As children grow and develop the range of words that they understand will increase and they will be able to follow longer and more grammatically complex sentences.
By 12 months, children will usually:
- Recognise and show excitement when they hear familiar voices.
- Understand familiar routine activities.
- Look at you when you talk to them.
- Understand simple words such as ‘bye-bye’, particularly when you use an action/gesture as you say the word.
- Understand the names of familiar people and objects, such as ‘mummy’, ‘daddy’ and ‘juice’.
You can help by:
- Talking to your baby from the moment they are born. This encourages them to listen to language even though they don’t understand the words.
- Making sure your baby is looking at you when you talk to them.

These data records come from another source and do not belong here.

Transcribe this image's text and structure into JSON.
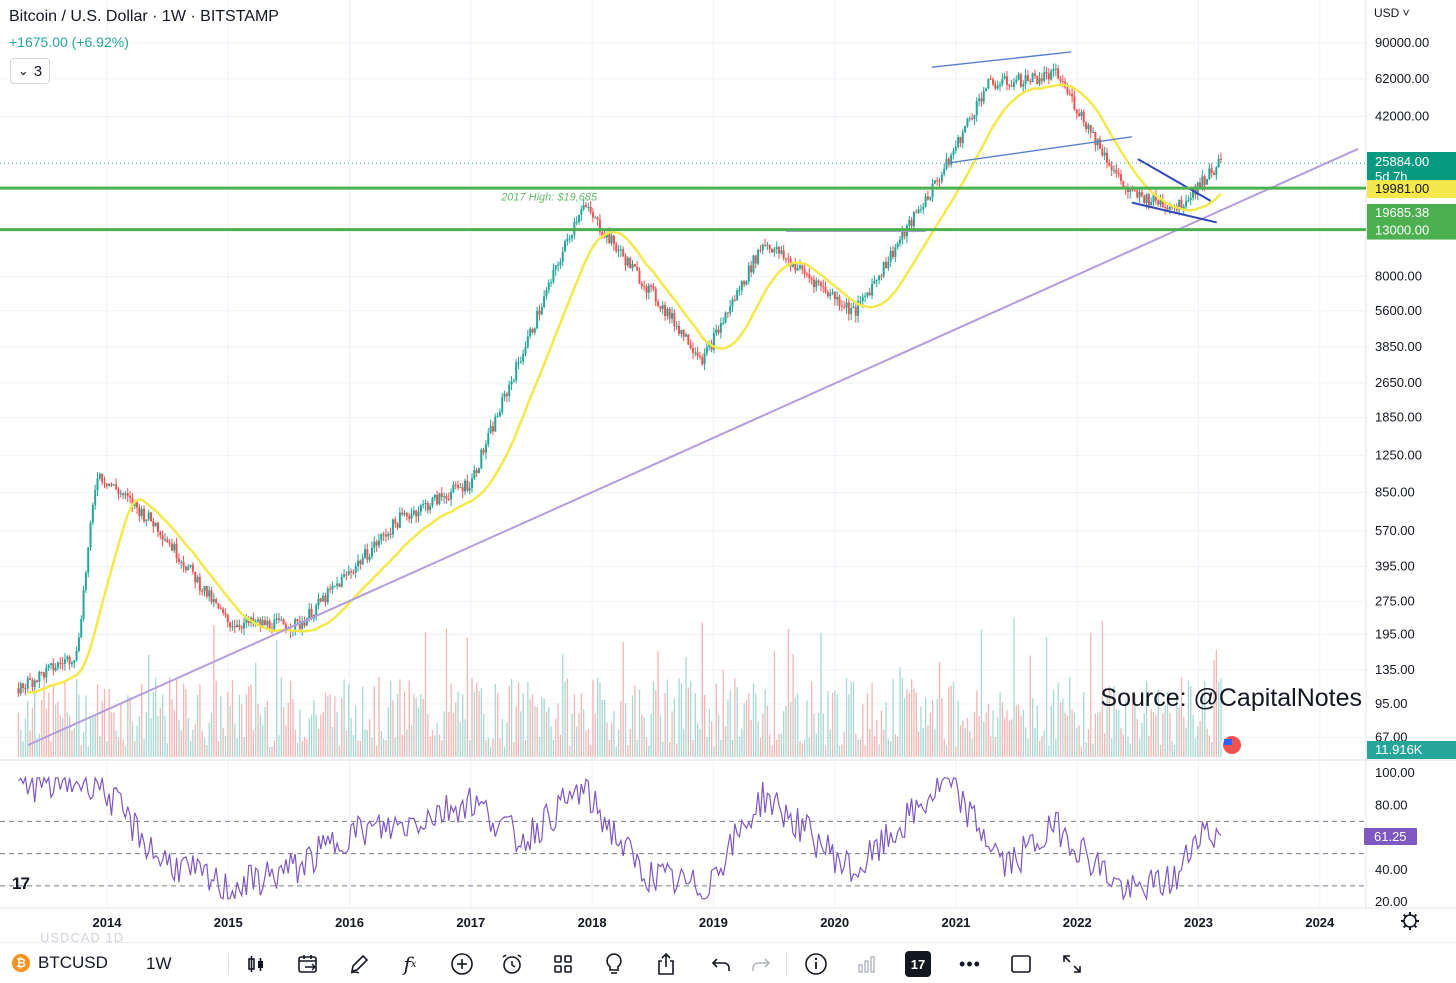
{
  "header": {
    "title": "Bitcoin / U.S. Dollar · 1W · BITSTAMP",
    "change": "+1675.00 (+6.92%)",
    "indicator_count": "3",
    "currency": "USD"
  },
  "chart_data": [
    {
      "type": "candlestick",
      "title": "Bitcoin / U.S. Dollar · 1W · BITSTAMP",
      "scale": "log",
      "ylim": [
        45,
        110000
      ],
      "y_tick_labels": [
        "90000.00",
        "62000.00",
        "42000.00",
        "8000.00",
        "5600.00",
        "3850.00",
        "2650.00",
        "1850.00",
        "1250.00",
        "850.00",
        "570.00",
        "395.00",
        "275.00",
        "195.00",
        "135.00",
        "95.00",
        "67.00"
      ],
      "x_tick_labels": [
        "2014",
        "2015",
        "2016",
        "2017",
        "2018",
        "2019",
        "2020",
        "2021",
        "2022",
        "2023",
        "2024"
      ],
      "x": [
        "2013-04",
        "2013-10",
        "2013-12",
        "2014-06",
        "2015-01",
        "2015-08",
        "2016-06",
        "2017-01",
        "2017-12",
        "2018-12",
        "2019-06",
        "2020-03",
        "2020-12",
        "2021-04",
        "2021-11",
        "2022-06",
        "2022-11",
        "2023-03"
      ],
      "series": [
        {
          "values": [
            110,
            160,
            1050,
            600,
            220,
            215,
            650,
            950,
            17000,
            3400,
            11500,
            5500,
            25000,
            58000,
            65000,
            19000,
            16500,
            25884
          ]
        }
      ],
      "horizontal_lines": [
        {
          "value": 19981,
          "color": "#4caf50",
          "label": "19981.00"
        },
        {
          "value": 13000,
          "color": "#4caf50",
          "label": "13000.00"
        }
      ],
      "price_labels": [
        {
          "value": 25884,
          "label": "25884.00",
          "sublabel": "5d 7h",
          "color": "#089981"
        },
        {
          "value": 19981,
          "label": "19981.00",
          "color": "#f5e84b"
        },
        {
          "value": 19685.38,
          "label": "19685.38",
          "color": "#4caf50"
        },
        {
          "value": 13000,
          "label": "13000.00",
          "color": "#4caf50"
        }
      ],
      "annotations": [
        "2017 High: $19,685",
        "Source: @CapitalNotes"
      ],
      "volume_label": "11.916K"
    },
    {
      "type": "line",
      "ylim": [
        20,
        100
      ],
      "y_tick_labels": [
        "100.00",
        "80.00",
        "40.00",
        "20.00"
      ],
      "bands": [
        70,
        50,
        30
      ],
      "x": [
        "2013-04",
        "2013-12",
        "2014-06",
        "2015-01",
        "2015-08",
        "2016-01",
        "2016-06",
        "2017-01",
        "2017-06",
        "2017-12",
        "2018-06",
        "2018-12",
        "2019-06",
        "2020-03",
        "2020-12",
        "2021-06",
        "2021-11",
        "2022-06",
        "2022-11",
        "2023-01",
        "2023-03"
      ],
      "series": [
        {
          "values": [
            92,
            95,
            48,
            28,
            42,
            63,
            67,
            83,
            58,
            90,
            38,
            28,
            86,
            38,
            95,
            42,
            67,
            25,
            35,
            65,
            61.25
          ]
        }
      ],
      "last_value_label": "61.25"
    }
  ],
  "toolbar": {
    "symbol": "BTCUSD",
    "interval": "1W",
    "btc_glyph": "₿",
    "watermark": "USDCAD   1D"
  },
  "colors": {
    "up": "#26a69a",
    "down": "#ef5350",
    "ma": "#f5e84b",
    "trendline": "#b39ddb",
    "channel": "#5b7fce",
    "wedge": "#2d47b8",
    "rsi": "#7e57c2"
  }
}
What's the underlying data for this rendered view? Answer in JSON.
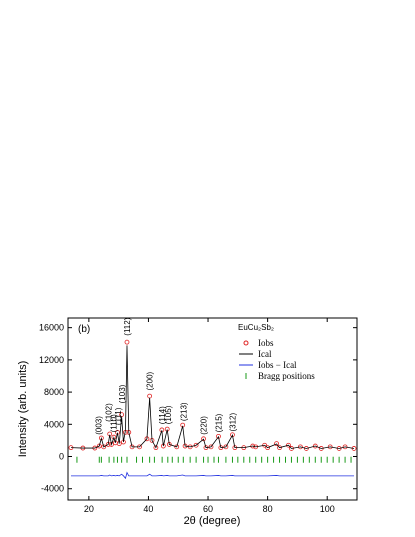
{
  "chart_data": {
    "type": "line",
    "panel_label": "(b)",
    "legend_title": "EuCu₂Sb₂",
    "xlabel": "2θ (degree)",
    "ylabel": "Intensity (arb. units)",
    "xlim": [
      13,
      110
    ],
    "ylim": [
      -5400,
      17200
    ],
    "xticks": [
      20,
      40,
      60,
      80,
      100
    ],
    "yticks": [
      -4000,
      0,
      4000,
      8000,
      12000,
      16000
    ],
    "legend": "upper right",
    "x": [
      14,
      18,
      22,
      23.5,
      24.2,
      25,
      26.5,
      27,
      27.6,
      28.4,
      28.9,
      29.6,
      30.2,
      31,
      31.6,
      32.3,
      32.8,
      33.4,
      34.5,
      37,
      39.5,
      40.4,
      41.2,
      42.5,
      44.5,
      45,
      46.3,
      47,
      49.5,
      51.5,
      52.3,
      54,
      56,
      58.5,
      59.3,
      61,
      63.5,
      64.3,
      66,
      68.2,
      69,
      72,
      75,
      76,
      79,
      80,
      83,
      84,
      87,
      88,
      91,
      93,
      96,
      98,
      101,
      104,
      106,
      109
    ],
    "series": [
      {
        "name": "Iobs",
        "color": "#e02020",
        "marker": "circle",
        "values": [
          1100,
          1050,
          1050,
          1300,
          2300,
          1200,
          1500,
          2800,
          1500,
          2400,
          1700,
          3000,
          1600,
          5200,
          1800,
          3000,
          14200,
          3000,
          1200,
          1200,
          2200,
          7500,
          2000,
          1100,
          3300,
          1300,
          3400,
          1500,
          1200,
          3900,
          1300,
          1200,
          1400,
          2200,
          1100,
          1200,
          2500,
          1100,
          1200,
          2700,
          1100,
          1100,
          1300,
          1200,
          1400,
          1100,
          1600,
          1100,
          1400,
          1000,
          1200,
          1000,
          1300,
          1000,
          1200,
          1000,
          1200,
          1000
        ]
      },
      {
        "name": "Ical",
        "color": "#000000",
        "marker": "line",
        "values": [
          1100,
          1050,
          1050,
          1300,
          2250,
          1200,
          1500,
          2700,
          1500,
          2350,
          1700,
          2950,
          1600,
          5000,
          1800,
          3300,
          13800,
          3000,
          1200,
          1200,
          2200,
          7300,
          2000,
          1100,
          3250,
          1300,
          3350,
          1500,
          1200,
          3800,
          1300,
          1200,
          1400,
          2150,
          1100,
          1200,
          2450,
          1100,
          1200,
          2650,
          1100,
          1100,
          1300,
          1200,
          1400,
          1100,
          1550,
          1100,
          1400,
          1000,
          1200,
          1000,
          1300,
          1000,
          1200,
          1000,
          1200,
          1000
        ]
      },
      {
        "name": "Iobs − Ical",
        "color": "#2030e0",
        "marker": "line",
        "values": [
          -2400,
          -2400,
          -2400,
          -2400,
          -2350,
          -2400,
          -2400,
          -2300,
          -2400,
          -2350,
          -2400,
          -2350,
          -2400,
          -2200,
          -2400,
          -2700,
          -2000,
          -2400,
          -2400,
          -2400,
          -2400,
          -2200,
          -2400,
          -2400,
          -2350,
          -2400,
          -2350,
          -2400,
          -2400,
          -2300,
          -2400,
          -2400,
          -2400,
          -2350,
          -2400,
          -2400,
          -2350,
          -2400,
          -2400,
          -2350,
          -2400,
          -2400,
          -2400,
          -2400,
          -2400,
          -2400,
          -2350,
          -2400,
          -2400,
          -2400,
          -2400,
          -2400,
          -2400,
          -2400,
          -2400,
          -2400,
          -2400,
          -2400
        ]
      },
      {
        "name": "Bragg positions",
        "color": "#1a9a1a",
        "marker": "tick",
        "x": [
          16,
          23.5,
          24.2,
          26.8,
          28.4,
          29.6,
          31,
          32.8,
          36,
          38,
          40.4,
          42,
          44.6,
          46.5,
          48,
          50,
          51.7,
          54,
          56,
          58.5,
          60,
          62,
          63.5,
          66,
          68.2,
          70,
          72,
          74,
          76,
          78,
          80,
          82,
          84,
          86,
          88,
          90,
          92,
          94,
          96,
          98,
          100,
          102,
          104,
          106,
          108
        ],
        "values": [
          -400,
          -400,
          -400,
          -400,
          -400,
          -400,
          -400,
          -400,
          -400,
          -400,
          -400,
          -400,
          -400,
          -400,
          -400,
          -400,
          -400,
          -400,
          -400,
          -400,
          -400,
          -400,
          -400,
          -400,
          -400,
          -400,
          -400,
          -400,
          -400,
          -400,
          -400,
          -400,
          -400,
          -400,
          -400,
          -400,
          -400,
          -400,
          -400,
          -400,
          -400,
          -400,
          -400,
          -400,
          -400
        ]
      }
    ],
    "annotations": [
      {
        "text": "(003)",
        "x": 23.3,
        "y": 2700
      },
      {
        "text": "(102)",
        "x": 26.6,
        "y": 4300
      },
      {
        "text": "(110)",
        "x": 28.2,
        "y": 3000
      },
      {
        "text": "(111)",
        "x": 29.8,
        "y": 3900
      },
      {
        "text": "(103)",
        "x": 31.2,
        "y": 6600
      },
      {
        "text": "(112)",
        "x": 32.8,
        "y": 15000
      },
      {
        "text": "(200)",
        "x": 40.4,
        "y": 8200
      },
      {
        "text": "(114)",
        "x": 44.6,
        "y": 4000
      },
      {
        "text": "(105)",
        "x": 46.6,
        "y": 4000
      },
      {
        "text": "(213)",
        "x": 51.7,
        "y": 4400
      },
      {
        "text": "(220)",
        "x": 58.5,
        "y": 2700
      },
      {
        "text": "(215)",
        "x": 63.5,
        "y": 3000
      },
      {
        "text": "(312)",
        "x": 68.2,
        "y": 3100
      }
    ]
  }
}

- Naming familiar objects during every day routines so that your child learns what they are called.
- Keeping your language simple and clear. Don’t use sentences that are too long or complex.
- Using gesture to add meaning to words, e.g. use a drinking gesture when you say “Get your cup” instead of pointing to it.
- Get down to your baby’s level so they can see your face as you talk to them.
- Use a tuneful voice to engage your baby’s interest in what you are saying.
- Talk to your baby about the different activities that they do during the day, such as eating or having a bath.
- Use actions/gestures alongside the words that you say to them. For example, doing an action for ‘driving’ when talking about a ‘car’ or waving when saying “bye-bye”.
- Sing action songs and rhymes with your child, such as ‘Wind the bobbin up’ and ‘The wheels on the bus’.
- Set aside some ‘Special Time’ with your baby every day to look at/talk about books.
- Playing together and using lots of repetition will help you baby to learn language. For example, games such as ‘Ready, steady, go’ or ‘Peekaboo’ (“Where’s Amy gone? There she is”).